The Villains Wore Sheep's Clothing
Farley Mowat is a trained scientist with a skeptic's mind. There is need to recall this at the outset, because in ["Never Cry Wolf"] he strains his readers' credulity to a point at which it would certainly snap in less trustworthy hands….
To some, no doubt, it will be a surprise that he found every wolf fable a fallacy, and over the months developed a profound affection and admiration for his study subjects, which he found to be kingly creatures possessed of every virtue and no vice, neighbors who accepted his presence with neither fear nor ferocity. He had names for each of them, and the book is dedicated to the wolf bitch: "For Angeline—the angel." He found the wolves capable of something akin to speech—the conveyance, that is, of more or less complex thought between wolf and wolf. Their staple food during the summer months he found to be mice, and he confirmed what he learned from Ootek—that wolves kill only old or sickly caribou, thus tending to keep the herds in health. The slaughterer of the caribou was man, a conservative 112,000 head being killed by trappers in this area every year to feed themselves and their huskies, to say nothing of airborne "safaris" landing on frozen lakes and murdering 30 or so beasts for the sake of a single pair of antlers. He realized that these were figures he could not use in his reports "unless I wished to be posted to the Galapagos Islands to conduct a ten-year study on tortoise ticks."
None of this is particularly hard to believe, but where I found my own credulity twanging dangerously was over Ootek's ability to understand wolf language as easily as human. Ootek, the author was told, could hear and understand so well that he could quite literally converse with wolves.
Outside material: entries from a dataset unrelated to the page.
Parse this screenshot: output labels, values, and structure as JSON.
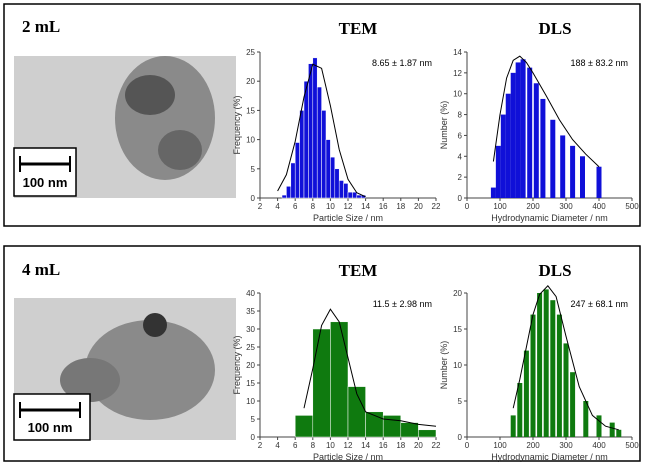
{
  "panels": [
    {
      "label": "2 mL",
      "tem_heading": "TEM",
      "dls_heading": "DLS",
      "scale_bar": "100 nm"
    },
    {
      "label": "4 mL",
      "tem_heading": "TEM",
      "dls_heading": "DLS",
      "scale_bar": "100 nm"
    }
  ],
  "chart_data": [
    {
      "type": "histogram",
      "color": "#1010d8",
      "annotation": "8.65 ± 1.87 nm",
      "x_label": "Particle Size / nm",
      "y_label": "Frequency (%)",
      "bins": [
        4.5,
        5,
        5.5,
        6,
        6.5,
        7,
        7.5,
        8,
        8.5,
        9,
        9.5,
        10,
        10.5,
        11,
        11.5,
        12,
        12.5,
        13,
        13.5,
        14
      ],
      "values": [
        0.5,
        2,
        6,
        9.5,
        15,
        20,
        23,
        24,
        19,
        15,
        10,
        7,
        5,
        3,
        2.5,
        1,
        1,
        0.5,
        0.5
      ],
      "fit_x": [
        4,
        5,
        6,
        7,
        8,
        9,
        10,
        11,
        12,
        13,
        14
      ],
      "fit_y": [
        1.2,
        4,
        9.7,
        17.3,
        22.9,
        22.2,
        15.8,
        8.3,
        3.2,
        0.9,
        0.2
      ],
      "xlim": [
        2,
        22
      ],
      "xticks": [
        2,
        4,
        6,
        8,
        10,
        12,
        14,
        16,
        18,
        20,
        22
      ],
      "ylim": [
        0,
        25
      ],
      "yticks": [
        0,
        5,
        10,
        15,
        20,
        25
      ]
    },
    {
      "type": "bar",
      "color": "#1010d8",
      "annotation": "188 ± 83.2 nm",
      "x_label": "Hydrodynamic Diameter / nm",
      "y_label": "Number (%)",
      "x": [
        80,
        95,
        110,
        125,
        140,
        155,
        170,
        190,
        210,
        230,
        260,
        290,
        320,
        350,
        400
      ],
      "values": [
        1,
        5,
        8,
        10,
        12,
        13,
        13.3,
        12.5,
        11,
        9.5,
        7.5,
        6,
        5,
        4,
        3
      ],
      "fit_x": [
        80,
        100,
        120,
        140,
        160,
        180,
        200,
        240,
        280,
        320,
        360,
        400
      ],
      "fit_y": [
        3.5,
        8,
        11.5,
        13.2,
        13.6,
        13,
        12,
        9.8,
        7.5,
        5.6,
        4.2,
        3
      ],
      "xlim": [
        0,
        500
      ],
      "xticks": [
        0,
        100,
        200,
        300,
        400,
        500
      ],
      "ylim": [
        0,
        14
      ],
      "yticks": [
        0,
        2,
        4,
        6,
        8,
        10,
        12,
        14
      ]
    },
    {
      "type": "histogram",
      "color": "#0f7a0f",
      "annotation": "11.5 ± 2.98 nm",
      "x_label": "Particle Size / nm",
      "y_label": "Frequency (%)",
      "bins": [
        6,
        8,
        10,
        12,
        14,
        16,
        18,
        20,
        22
      ],
      "values": [
        6,
        30,
        32,
        14,
        7,
        6,
        4,
        2
      ],
      "fit_x": [
        7,
        8,
        9,
        10,
        11,
        12,
        13,
        14,
        16,
        18,
        20,
        22
      ],
      "fit_y": [
        8,
        19,
        31,
        35.5,
        32,
        22,
        12,
        7,
        5,
        4.5,
        3.5,
        3
      ],
      "xlim": [
        2,
        22
      ],
      "xticks": [
        2,
        4,
        6,
        8,
        10,
        12,
        14,
        16,
        18,
        20,
        22
      ],
      "ylim": [
        0,
        40
      ],
      "yticks": [
        0,
        5,
        10,
        15,
        20,
        25,
        30,
        35,
        40
      ]
    },
    {
      "type": "bar",
      "color": "#0f7a0f",
      "annotation": "247 ± 68.1 nm",
      "x_label": "Hydrodynamic Diameter / nm",
      "y_label": "Number (%)",
      "x": [
        140,
        160,
        180,
        200,
        220,
        240,
        260,
        280,
        300,
        320,
        360,
        400,
        440,
        460
      ],
      "values": [
        3,
        7.5,
        12,
        17,
        20,
        20.5,
        19,
        17,
        13,
        9,
        5,
        3,
        2,
        1
      ],
      "fit_x": [
        140,
        160,
        180,
        200,
        220,
        245,
        270,
        300,
        340,
        380,
        420,
        460
      ],
      "fit_y": [
        4,
        8,
        12.5,
        17,
        19.8,
        21,
        19.5,
        14,
        7,
        3,
        1.5,
        1
      ],
      "xlim": [
        0,
        500
      ],
      "xticks": [
        0,
        100,
        200,
        300,
        400,
        500
      ],
      "ylim": [
        0,
        20
      ],
      "yticks": [
        0,
        5,
        10,
        15,
        20
      ]
    }
  ]
}
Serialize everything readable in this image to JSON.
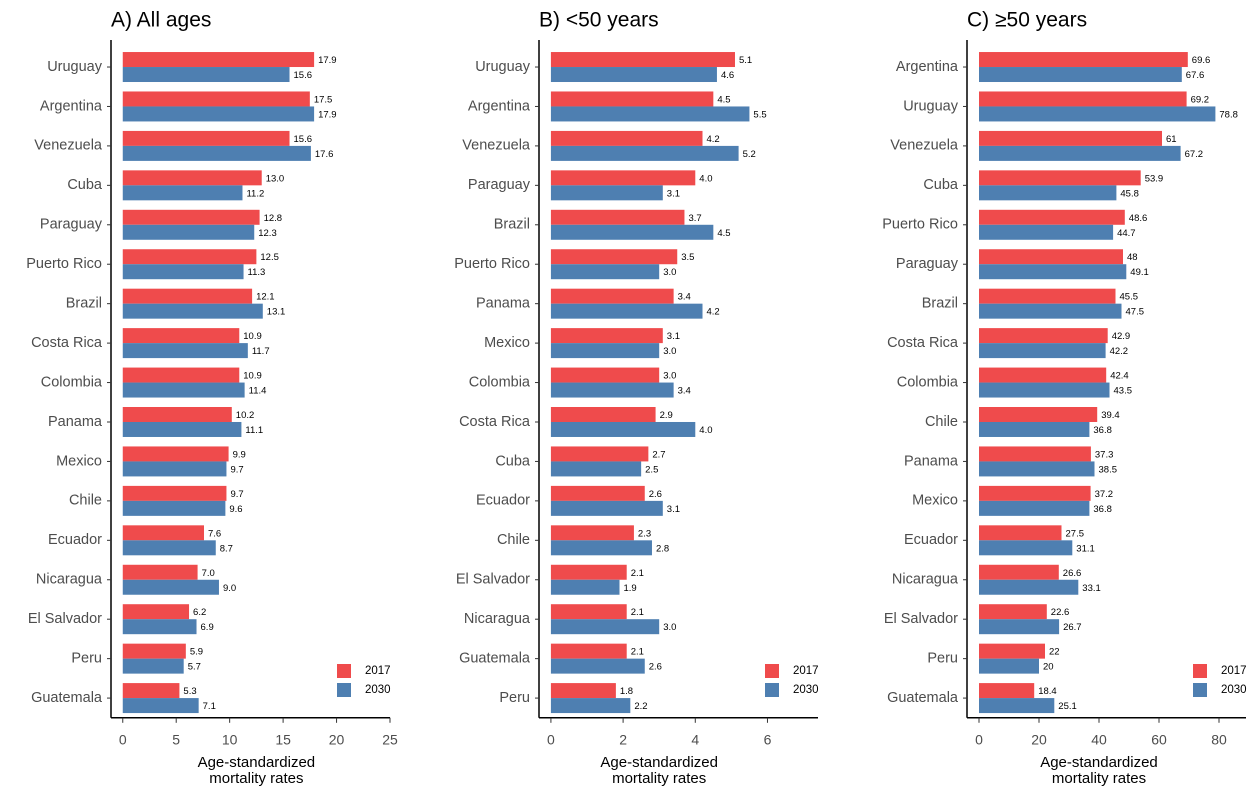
{
  "chart_data": [
    {
      "type": "bar",
      "orientation": "horizontal",
      "title": "A) All ages",
      "xlabel": "Age-standardized mortality rates",
      "categories": [
        "Uruguay",
        "Argentina",
        "Venezuela",
        "Cuba",
        "Paraguay",
        "Puerto Rico",
        "Brazil",
        "Costa Rica",
        "Colombia",
        "Panama",
        "Mexico",
        "Chile",
        "Ecuador",
        "Nicaragua",
        "El Salvador",
        "Peru",
        "Guatemala"
      ],
      "series": [
        {
          "name": "2017",
          "color": "#ef4b4c",
          "values": [
            17.9,
            17.5,
            15.6,
            13.0,
            12.8,
            12.5,
            12.1,
            10.9,
            10.9,
            10.2,
            9.9,
            9.7,
            7.6,
            7.0,
            6.2,
            5.9,
            5.3
          ],
          "value_labels": [
            "17.9",
            "17.5",
            "15.6",
            "13.0",
            "12.8",
            "12.5",
            "12.1",
            "10.9",
            "10.9",
            "10.2",
            "9.9",
            "9.7",
            "7.6",
            "7.0",
            "6.2",
            "5.9",
            "5.3"
          ]
        },
        {
          "name": "2030",
          "color": "#4e7fb1",
          "values": [
            15.6,
            17.9,
            17.6,
            11.2,
            12.3,
            11.3,
            13.1,
            11.7,
            11.4,
            11.1,
            9.7,
            9.6,
            8.7,
            9.0,
            6.9,
            5.7,
            7.1
          ],
          "value_labels": [
            "15.6",
            "17.9",
            "17.6",
            "11.2",
            "12.3",
            "11.3",
            "13.1",
            "11.7",
            "11.4",
            "11.1",
            "9.7",
            "9.6",
            "8.7",
            "9.0",
            "6.9",
            "5.7",
            "7.1"
          ]
        }
      ],
      "xlim": [
        -1.1,
        25
      ],
      "xticks": [
        0,
        5,
        10,
        15,
        20,
        25
      ],
      "legend": "bottom-right"
    },
    {
      "type": "bar",
      "orientation": "horizontal",
      "title": "B) <50 years",
      "xlabel": "Age-standardized mortality rates",
      "categories": [
        "Uruguay",
        "Argentina",
        "Venezuela",
        "Paraguay",
        "Brazil",
        "Puerto Rico",
        "Panama",
        "Mexico",
        "Colombia",
        "Costa Rica",
        "Cuba",
        "Ecuador",
        "Chile",
        "El Salvador",
        "Nicaragua",
        "Guatemala",
        "Peru"
      ],
      "series": [
        {
          "name": "2017",
          "color": "#ef4b4c",
          "values": [
            5.1,
            4.5,
            4.2,
            4.0,
            3.7,
            3.5,
            3.4,
            3.1,
            3.0,
            2.9,
            2.7,
            2.6,
            2.3,
            2.1,
            2.1,
            2.1,
            1.8
          ],
          "value_labels": [
            "5.1",
            "4.5",
            "4.2",
            "4.0",
            "3.7",
            "3.5",
            "3.4",
            "3.1",
            "3.0",
            "2.9",
            "2.7",
            "2.6",
            "2.3",
            "2.1",
            "2.1",
            "2.1",
            "1.8"
          ]
        },
        {
          "name": "2030",
          "color": "#4e7fb1",
          "values": [
            4.6,
            5.5,
            5.2,
            3.1,
            4.5,
            3.0,
            4.2,
            3.0,
            3.4,
            4.0,
            2.5,
            3.1,
            2.8,
            1.9,
            3.0,
            2.6,
            2.2
          ],
          "value_labels": [
            "4.6",
            "5.5",
            "5.2",
            "3.1",
            "4.5",
            "3.0",
            "4.2",
            "3.0",
            "3.4",
            "4.0",
            "2.5",
            "3.1",
            "2.8",
            "1.9",
            "3.0",
            "2.6",
            "2.2"
          ]
        }
      ],
      "xlim": [
        -0.33,
        7.4
      ],
      "xticks": [
        0,
        2,
        4,
        6
      ],
      "legend": "bottom-right"
    },
    {
      "type": "bar",
      "orientation": "horizontal",
      "title": "C) ≥50 years",
      "xlabel": "Age-standardized mortality rates",
      "categories": [
        "Argentina",
        "Uruguay",
        "Venezuela",
        "Cuba",
        "Puerto Rico",
        "Paraguay",
        "Brazil",
        "Costa Rica",
        "Colombia",
        "Chile",
        "Panama",
        "Mexico",
        "Ecuador",
        "Nicaragua",
        "El Salvador",
        "Peru",
        "Guatemala"
      ],
      "series": [
        {
          "name": "2017",
          "color": "#ef4b4c",
          "values": [
            69.6,
            69.2,
            61,
            53.9,
            48.6,
            48,
            45.5,
            42.9,
            42.4,
            39.4,
            37.3,
            37.2,
            27.5,
            26.6,
            22.6,
            22,
            18.4
          ]
        },
        {
          "name": "2030",
          "color": "#4e7fb1",
          "values": [
            67.6,
            78.8,
            67.2,
            45.8,
            44.7,
            49.1,
            47.5,
            42.2,
            43.5,
            36.8,
            38.5,
            36.8,
            31.1,
            33.1,
            26.7,
            20,
            25.1
          ]
        }
      ],
      "xlim": [
        -4,
        89
      ],
      "xticks": [
        0,
        20,
        40,
        60,
        80
      ],
      "legend": "bottom-right"
    }
  ]
}
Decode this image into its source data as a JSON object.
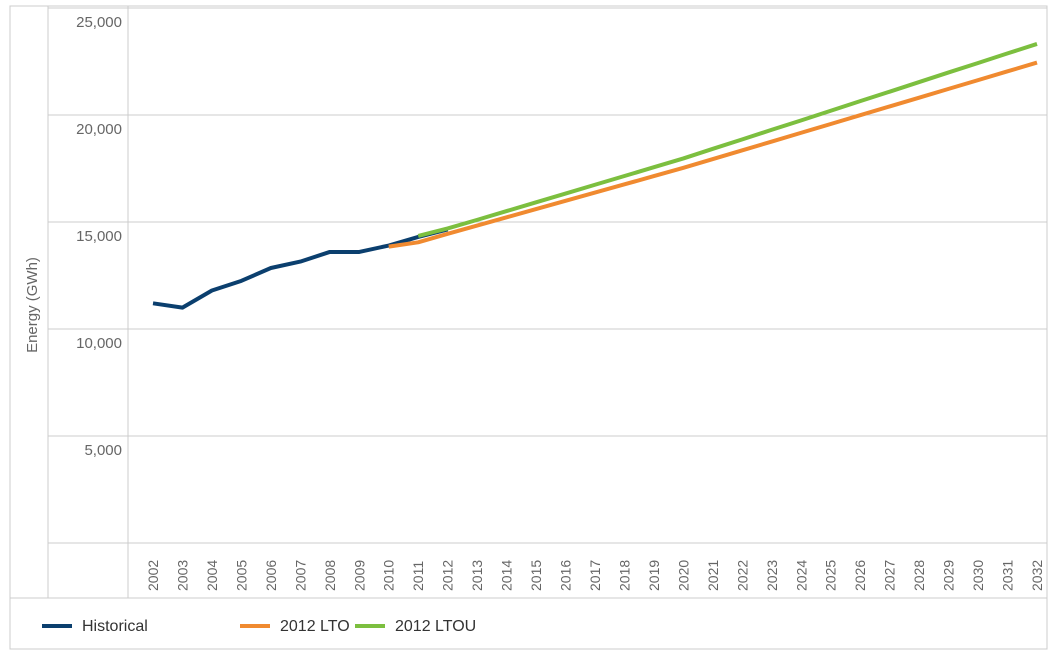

This is a fascinating and captivating book, and a tragic one, too, for it carries a bleak, dead-pan obituary of the wolf family that Mr. Mowat had learned to love and respect. It is an epilogue that will not endear the Canadian Wildlife Service to readers of "Never Cry Wolf." We must presume Angeline—the angel—and her family to have been wantonly and agonizingly poisoned in the face of all the evidence which an impartial counsel adduced for them. Once more it is man who displays the qualities with which he has tried to damn the wolf.
Gavin Maxwell, "The Villains Wore Sheep's Clothing," in Book Week—The Sunday Herald Tribune (© 1963, The Washington Post), November 24, 1963, p. 6.